Specifying the appropriate validation protocols as defined below:
- Installation Qualification (IQ) involves identifying and checking all the components against the manufacturer’s listing. Documentation of the working environment conditions is done to check their suitability for equipment’s smooth operation.
- Operation Qualification (OQ) concerns itself with checking every function of the equipment to ensure that they are not deviating from the manufacturer’s specifications. The process calls for extensive use of certified, traceable simulators and standards for verifying the reliable and accurate processing of input parameters.
- Performance Qualification (PQ) part checks the performance of the equipment through its routine analytical utilization to gauge the conformance to specifications. The readings are tallied against a certified simulator or control standards. Standards exhibiting values similar to the test samples are used. It establishes the appropriateness of the equipment for its designed use.
Need of Equipment Validation
Equipment validation is the hallmark of assurance that certifies the accurate functioning of an instrument under the prescribed range of operating environment and conditions, while steadfastly adhering to the correct operating specifications.
Validation facilitates meeting industry and regulatory standards set down to govern the accuracy of instrumentation. The validation protocol’s format and content can be tailored to comply with the user’s requirements. This further helps in assuring the accuracy level to a high degree.
The non-compliance to GMP or other regulatory body’s requirements may render the instrumentation of a company ineligible for industry use. This can spell significant losses for the company, further underlining the necessity of validation.
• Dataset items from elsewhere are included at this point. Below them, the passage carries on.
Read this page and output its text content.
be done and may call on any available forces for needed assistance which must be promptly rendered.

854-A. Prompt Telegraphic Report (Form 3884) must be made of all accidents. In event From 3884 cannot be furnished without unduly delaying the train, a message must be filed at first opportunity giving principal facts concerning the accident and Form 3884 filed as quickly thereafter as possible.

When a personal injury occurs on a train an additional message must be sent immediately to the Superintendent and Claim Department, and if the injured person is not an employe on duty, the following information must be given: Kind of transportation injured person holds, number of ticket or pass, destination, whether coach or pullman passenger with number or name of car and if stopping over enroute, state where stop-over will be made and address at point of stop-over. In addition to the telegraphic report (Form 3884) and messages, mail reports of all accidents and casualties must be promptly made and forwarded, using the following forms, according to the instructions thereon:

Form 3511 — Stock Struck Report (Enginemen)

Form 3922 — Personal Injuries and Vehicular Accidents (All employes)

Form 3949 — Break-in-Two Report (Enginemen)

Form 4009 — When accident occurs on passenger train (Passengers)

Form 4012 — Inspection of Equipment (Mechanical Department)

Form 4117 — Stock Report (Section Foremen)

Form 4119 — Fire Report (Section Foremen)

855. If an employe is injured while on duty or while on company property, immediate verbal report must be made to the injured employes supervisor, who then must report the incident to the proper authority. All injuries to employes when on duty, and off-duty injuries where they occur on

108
Validation generates confidence in the analytical results generated by the equipment. This is critical as even a minor deviation from the standard operating course can bring about failures having the potential of inviting an industrial catastrophe or mishap.
Difference between Calibration & Validation of Equipment
Equipment calibration deals with assessing the accuracy of equipment’s results by measuring the variation against a defined standard to decide upon the relevant correction factors. The equipment is accordingly adjusted to fine tune its performance to tally with accepted standard or specification.
Equipment validation is a documented assurance that each constituent of the equipment is complying with the manufacturer’s specification under defined operating environment and standard. This is pulled off by checking the performance against traceable control standards.
Validation is the recognized means of demonstrating that the functioning of each constituent element of equipment complies with specification. This confers absolute confidence in the analytical measurements. It ensures that the accuracy, reliability and perfection of the equipment are not compromised in any manner. However, to maintain the accuracy of an instrument in use, instrument calibration is needed.